Politicians, corporate vultures, and religious zealots have supported right wing think tanks and right wing media to develop and spread concepts that play on people's fears and dissatisfaction. These concepts (or "memes" are repeated ad nauseam on talk radio, in newspapers and magazines, in political ads, on TV "news" shows, and by politicians.
These right wing concepts (such as government is "bad", corporations (i.e., the so-called, mislabelled "private sector" is "good" is repeated so often so many places that no amount of reality will cure these victims of their misconceptions. The right wing has effectively immunized a majority of their followers from the truth.
Those thoroughly infected with the right wing themes are at this stage of their infection most likely incurable.
However, there are a number of people who are agreeable to change their political positions once the right wing menace threatens them in some way.

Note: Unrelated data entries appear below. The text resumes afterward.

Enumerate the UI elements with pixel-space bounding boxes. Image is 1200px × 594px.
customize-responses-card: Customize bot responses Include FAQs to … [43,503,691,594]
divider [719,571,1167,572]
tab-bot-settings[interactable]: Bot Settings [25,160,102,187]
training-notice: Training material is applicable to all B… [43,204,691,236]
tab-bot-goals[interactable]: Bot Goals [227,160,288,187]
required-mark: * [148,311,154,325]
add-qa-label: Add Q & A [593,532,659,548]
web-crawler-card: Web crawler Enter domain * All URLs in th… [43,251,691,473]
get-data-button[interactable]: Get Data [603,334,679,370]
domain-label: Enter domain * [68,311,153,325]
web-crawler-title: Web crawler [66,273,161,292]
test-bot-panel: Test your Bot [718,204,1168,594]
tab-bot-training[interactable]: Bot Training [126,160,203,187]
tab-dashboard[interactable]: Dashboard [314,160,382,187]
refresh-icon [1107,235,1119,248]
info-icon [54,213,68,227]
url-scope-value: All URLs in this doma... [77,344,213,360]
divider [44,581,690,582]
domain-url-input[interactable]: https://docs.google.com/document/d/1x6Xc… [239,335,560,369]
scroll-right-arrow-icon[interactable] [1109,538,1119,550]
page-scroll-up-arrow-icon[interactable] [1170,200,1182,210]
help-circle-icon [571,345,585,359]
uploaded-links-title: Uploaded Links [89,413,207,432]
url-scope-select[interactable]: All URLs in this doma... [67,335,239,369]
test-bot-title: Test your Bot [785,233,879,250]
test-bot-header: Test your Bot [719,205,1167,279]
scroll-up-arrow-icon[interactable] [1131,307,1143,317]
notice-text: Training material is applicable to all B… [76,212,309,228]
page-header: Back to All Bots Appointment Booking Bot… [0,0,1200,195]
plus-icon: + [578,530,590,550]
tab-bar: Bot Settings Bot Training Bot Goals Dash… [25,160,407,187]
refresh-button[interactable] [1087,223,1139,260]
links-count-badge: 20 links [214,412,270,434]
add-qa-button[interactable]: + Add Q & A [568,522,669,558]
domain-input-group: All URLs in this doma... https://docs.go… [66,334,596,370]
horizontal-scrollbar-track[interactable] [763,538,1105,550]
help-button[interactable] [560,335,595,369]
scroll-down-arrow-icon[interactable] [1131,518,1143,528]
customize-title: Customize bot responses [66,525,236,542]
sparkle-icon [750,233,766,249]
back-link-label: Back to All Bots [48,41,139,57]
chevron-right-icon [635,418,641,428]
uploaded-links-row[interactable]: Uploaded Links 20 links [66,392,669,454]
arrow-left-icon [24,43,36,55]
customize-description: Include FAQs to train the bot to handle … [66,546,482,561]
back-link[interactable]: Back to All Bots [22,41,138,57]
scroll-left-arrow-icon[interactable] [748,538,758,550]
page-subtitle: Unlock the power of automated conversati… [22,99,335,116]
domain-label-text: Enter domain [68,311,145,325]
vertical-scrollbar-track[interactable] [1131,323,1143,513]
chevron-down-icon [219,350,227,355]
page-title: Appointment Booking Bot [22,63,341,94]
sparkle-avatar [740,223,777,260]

The secret of converting "moderates" away from right wing propaganda so as to embrace reality requires developing dialogue that relates the facts to moderates, but it has to be done in a non-threatening, and non-belittling way.
Moderates should learn from the methodology of the right wing. Their "think tanks" are mislabelled. There is little "thought" or reasoning behind their propaganda. It is all about marketing techniques.
Liberal "think tanks" should spend less time debating policy, and spend more time evaluating the effectiveness of presentation using focus groups.
While "liberals" attempt to explain their side with incomprehensible, and often irrelevant, graphs, charts, and economic verbiage, the right wing sells their policies with snappy advertisements like those used to sell fast food, breakfast cereal, cell phones, or prescription medicine.
While liberals appeal to reason to change minds, the right wing uses techniques that motivate people to action for their cause.
The real reason for the 2010 right wing wins was that they used tried and true marketing techniques to motivate voters to their cause and the Democrats...
Jamaal510
(10,893 posts)Up until his presidency, Republicans and conservatives were cool with taxing the rich (see Eisenhower's 90% top tax rate). But he was the chief architect of the trickle-down scam that continues to plague the country today. He capitalized on resentment of middle-class and poor conservatives for everyone else, and used it to push an extremely regressive economic agenda.